En su carta, Luis Osnayo discrepa con mi crítica por la presentación pública de Jiménez, esposado, con chaleco antibalas. “¿Acaso no es un delincuente?” se pregunta y añade que si bien Jiménez “fue uno de los que participaron en la captura de Abimael Guzmán y hasta héroe nacional, fue en su momento cierto, pero como policía tenía el deber y la obligación de defender a la ciudadanía. Hay otros policías que también tuvieron igual o más participación que él y casi nadie los conoce”.
«Una empresa audaz, que lleva a experimentar los límites de una contradicción de términos: la de un fujimorista que busca la verdad».
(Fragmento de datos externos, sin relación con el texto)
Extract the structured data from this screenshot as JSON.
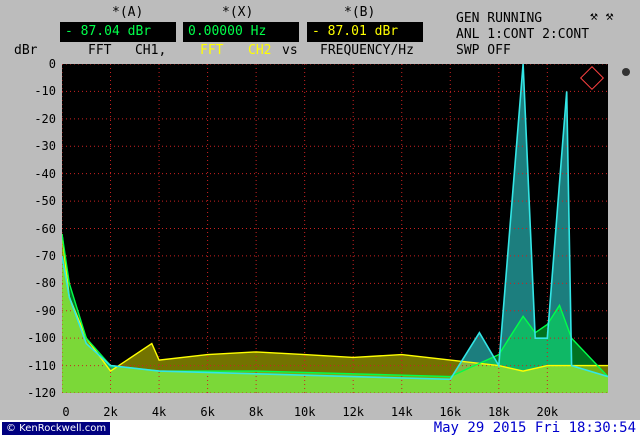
{
  "header": {
    "cursor_a": {
      "label": "*(A)",
      "value": "- 87.04 dBr"
    },
    "cursor_x": {
      "label": "*(X)",
      "value": "0.00000 Hz"
    },
    "cursor_b": {
      "label": "*(B)",
      "value": "- 87.01 dBr"
    },
    "status_line1": "GEN RUNNING",
    "status_line2": "ANL 1:CONT 2:CONT",
    "status_line3": "SWP OFF",
    "status_icons": "⚒ ⚒",
    "sub_left": "FFT   CH1,",
    "sub_mid_fft": "FFT",
    "sub_mid_ch2": "CH2",
    "sub_vs": "vs",
    "sub_right": "FREQUENCY/Hz",
    "y_unit": "dBr"
  },
  "chart_data": {
    "type": "line",
    "xlabel": "FREQUENCY/Hz",
    "ylabel": "dBr",
    "xlim": [
      0,
      22500
    ],
    "ylim": [
      -120,
      0
    ],
    "y_ticks": [
      "0",
      "-10",
      "-20",
      "-30",
      "-40",
      "-50",
      "-60",
      "-70",
      "-80",
      "-90",
      "-100",
      "-110",
      "-120"
    ],
    "x_ticks": [
      "0",
      "2k",
      "4k",
      "6k",
      "8k",
      "10k",
      "12k",
      "14k",
      "16k",
      "18k",
      "20k"
    ],
    "grid": true,
    "series": [
      {
        "color": "#ffff00",
        "x": [
          0,
          300,
          1000,
          2000,
          3700,
          4000,
          6000,
          8000,
          10000,
          12000,
          14000,
          16000,
          18000,
          19000,
          20000,
          21000,
          22500
        ],
        "y": [
          -62,
          -85,
          -100,
          -112,
          -102,
          -108,
          -106,
          -105,
          -106,
          -107,
          -106,
          -108,
          -110,
          -112,
          -110,
          -110,
          -110
        ]
      },
      {
        "color": "#00ff4a",
        "x": [
          0,
          300,
          1000,
          2000,
          4000,
          8000,
          12000,
          16000,
          18000,
          19000,
          19500,
          20000,
          20500,
          21000,
          22500
        ],
        "y": [
          -62,
          -80,
          -100,
          -110,
          -112,
          -112,
          -113,
          -114,
          -106,
          -92,
          -98,
          -95,
          -88,
          -100,
          -114
        ]
      },
      {
        "color": "#33e6e6",
        "x": [
          0,
          300,
          1000,
          2000,
          4000,
          8000,
          12000,
          16000,
          17200,
          18000,
          19000,
          19500,
          20000,
          20800,
          21000,
          22500
        ],
        "y": [
          -70,
          -85,
          -102,
          -110,
          -112,
          -113,
          -114,
          -115,
          -98,
          -110,
          0,
          -100,
          -100,
          -10,
          -110,
          -114
        ]
      }
    ]
  },
  "footer": {
    "copyright": "© KenRockwell.com",
    "datetime": "May 29 2015 Fri 18:30:54"
  },
  "colors": {
    "accent_green": "#00ff4a",
    "accent_yellow": "#ffff00",
    "trace_cyan": "#33e6e6",
    "logo_red": "#ff4040"
  }
}
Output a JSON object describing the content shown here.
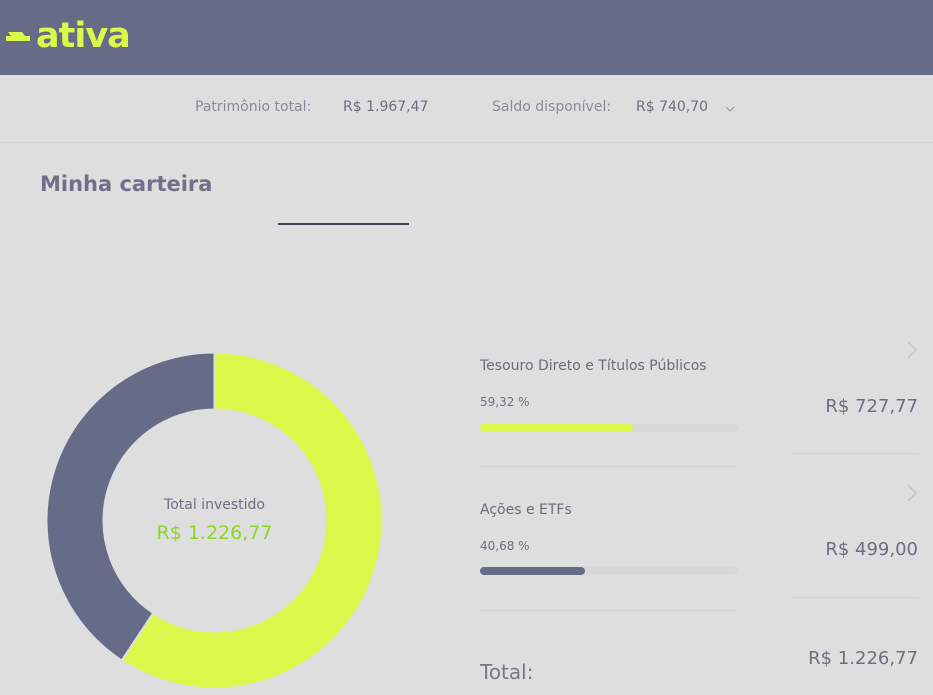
{
  "header": {
    "logo_text": "ativa",
    "background_color": "#666b88",
    "accent_color": "#dbf94b"
  },
  "summary": {
    "patrimonio_label": "Patrimônio total:",
    "patrimonio_value": "R$ 1.967,47",
    "saldo_label": "Saldo disponível:",
    "saldo_value": "R$ 740,70"
  },
  "page": {
    "title": "Minha carteira"
  },
  "donut": {
    "center_label": "Total investido",
    "center_value": "R$ 1.226,77",
    "segments": [
      {
        "name": "Tesouro Direto e Títulos Públicos",
        "fraction": 0.5932,
        "color": "#dbf94b"
      },
      {
        "name": "Ações e ETFs",
        "fraction": 0.4068,
        "color": "#666b88"
      }
    ]
  },
  "categories": [
    {
      "name": "Tesouro Direto e Títulos Públicos",
      "percent_label": "59,32 %",
      "percent": 59.32,
      "amount": "R$ 727,77",
      "color": "#dbf94b"
    },
    {
      "name": "Ações e ETFs",
      "percent_label": "40,68 %",
      "percent": 40.68,
      "amount": "R$ 499,00",
      "color": "#666b88"
    }
  ],
  "total": {
    "label": "Total:",
    "value": "R$ 1.226,77"
  }
}
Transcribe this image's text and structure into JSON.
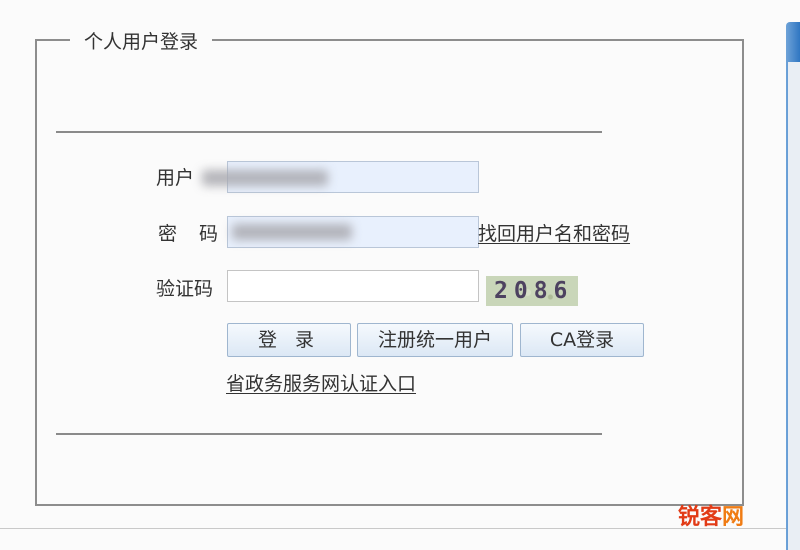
{
  "panel": {
    "legend": "个人用户登录"
  },
  "form": {
    "username_label": "用户",
    "password_label": "密码",
    "captcha_label": "验证码",
    "username_value": "",
    "password_value": "",
    "captcha_value": "",
    "captcha_text": "2086",
    "find_link": "找回用户名和密码"
  },
  "buttons": {
    "login": "登 录",
    "register": "注册统一用户",
    "ca": "CA登录"
  },
  "links": {
    "gov_portal": "省政务服务网认证入口"
  },
  "watermark": {
    "part1": "锐客",
    "part2": "网"
  },
  "colors": {
    "input_bg": "#e8f0fd",
    "captcha_text": "#4d4260",
    "watermark_red": "#e23b16",
    "watermark_orange": "#f07c14"
  }
}
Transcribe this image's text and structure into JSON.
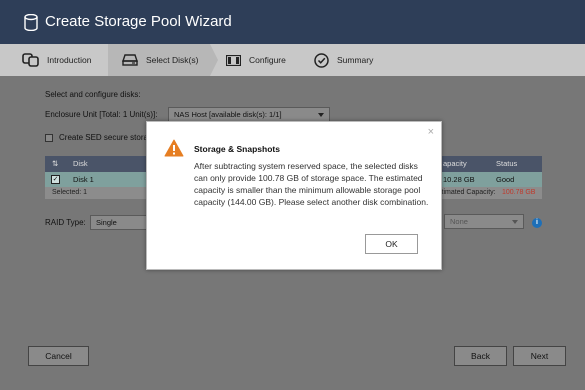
{
  "window": {
    "title": "Create Storage Pool Wizard",
    "icon": "database-icon"
  },
  "steps": [
    {
      "label": "Introduction",
      "icon": "storage-pool-icon",
      "active": false
    },
    {
      "label": "Select Disk(s)",
      "icon": "disk-drive-icon",
      "active": true
    },
    {
      "label": "Configure",
      "icon": "configure-icon",
      "active": false
    },
    {
      "label": "Summary",
      "icon": "check-circle-icon",
      "active": false
    }
  ],
  "main": {
    "section_label": "Select and configure disks:",
    "enclosure_label": "Enclosure Unit [Total: 1 Unit(s)]:",
    "enclosure_value": "NAS Host [available disk(s): 1/1]",
    "sed_label": "Create SED secure stora",
    "table": {
      "headers": {
        "select": "",
        "disk": "Disk",
        "capacity": "apacity",
        "status": "Status"
      },
      "rows": [
        {
          "disk": "Disk 1",
          "capacity": "10.28 GB",
          "status": "Good",
          "checked": true
        }
      ],
      "footer_selected": "Selected: 1",
      "footer_capacity_label": "stimated Capacity:",
      "footer_capacity_value": "100.78 GB"
    },
    "raid_label": "RAID Type:",
    "raid_value": "Single",
    "hot_spare_value": "None"
  },
  "footer": {
    "cancel": "Cancel",
    "back": "Back",
    "next": "Next"
  },
  "dialog": {
    "title": "Storage & Snapshots",
    "message": "After subtracting system reserved space, the selected disks can only provide 100.78 GB of storage space. The estimated capacity is smaller than the minimum allowable storage pool capacity (144.00 GB). Please select another disk combination.",
    "ok_label": "OK",
    "close_glyph": "×"
  },
  "colors": {
    "accent_red": "#c0392b",
    "warning_orange": "#e67e22",
    "title_bar": "#2e3e58",
    "selected_row": "#7fa09d"
  }
}
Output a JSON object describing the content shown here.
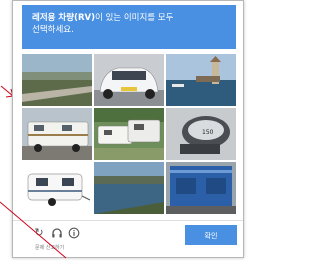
{
  "captcha": {
    "prompt_bold": "레저용 차량(RV)",
    "prompt_rest_1": "이 있는 이미지를 모두",
    "prompt_line2": "선택하세요.",
    "tiles": [
      {
        "name": "tile-road-landscape",
        "subject": "road-landscape"
      },
      {
        "name": "tile-white-car",
        "subject": "white-car"
      },
      {
        "name": "tile-harbor",
        "subject": "harbor"
      },
      {
        "name": "tile-motorhome",
        "subject": "motorhome"
      },
      {
        "name": "tile-rv-campground",
        "subject": "rv-campground"
      },
      {
        "name": "tile-boat-motor",
        "subject": "boat-motor"
      },
      {
        "name": "tile-caravan-trailer",
        "subject": "caravan-trailer"
      },
      {
        "name": "tile-lake",
        "subject": "lake"
      },
      {
        "name": "tile-blue-truck",
        "subject": "blue-truck"
      }
    ],
    "footer": {
      "reload_icon": "reload-icon",
      "audio_icon": "headphones-icon",
      "info_icon": "info-icon",
      "report_text": "문제 신고하기",
      "verify_label": "확인"
    },
    "colors": {
      "accent": "#4a90e2",
      "arrow": "#d0021b"
    }
  }
}
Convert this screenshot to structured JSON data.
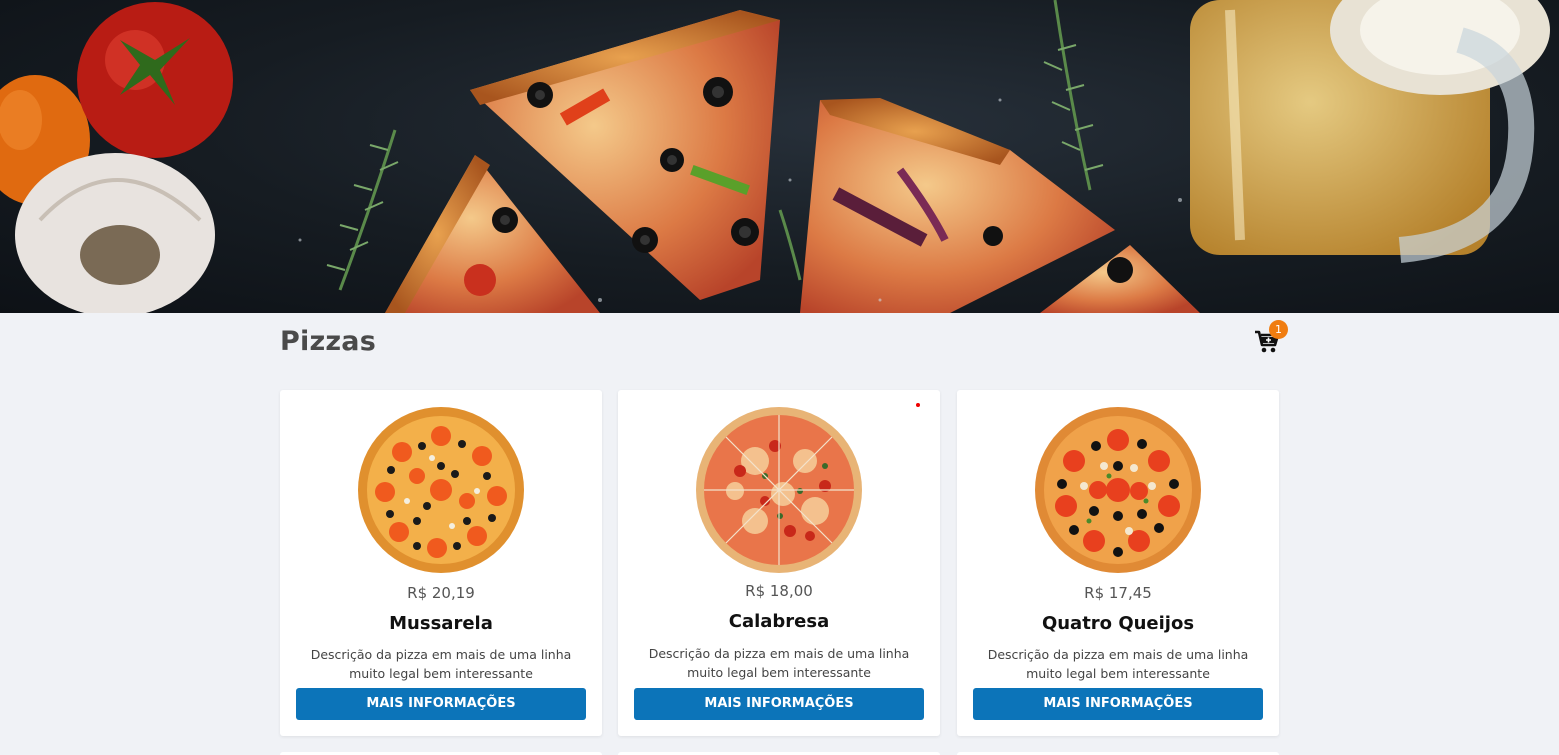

“¿Acaso no es un delincuente?”. Benedicto Jiménez está bajo prisión preventiva. No ha sido juzgado y menos sentenciado. Se puede rechazar y repugnar sus hechos en Juez Justo, pero se debe a la vez permitirle ejercer, como a todo ciudadano, su derecho de defensa.
Todo policía –y todo funcionario de seguridad– tiene, como dice el señor Osnayo, “el deber y la obligación de defender a la ciudadanía”. Pero el hecho es que en los peores años de la guerra interna hubo solo un grupo decisivo: el GEIN. Actuaron, es cierto, otros policías y militares de mucho mérito, pero aquel fue el único equipo policial que juntó en fluida articulación el diagnóstico exhaustivo con la planificación coherente y la ejecución sistemática y constante, sin perder consistencia o brío en el proceso.
Hacerlo contra la corriente, enfrentando la hostilidad de policías y militares que no entendían o no aceptaban el enfoque paciente, estudioso, de mínima violencia del GEIN, que llamaban desdeñosamente “los cazafantasmas” a sus miembros, requirió no solo convicción sino fuerza de carácter y también, por supuesto, la protección de personas o instituciones decisivas sin las cuales Jiménez y su grupo hubieran sido barridos.
Coincido con el señor Osnayo de que Benedicto Jiménez debe “asumir su responsabilidad”, pero creo también que nosotros no debemos renunciar a la memoria ni a la gratitud, por difícil (y en algunos casos imposible) que sea expresarla.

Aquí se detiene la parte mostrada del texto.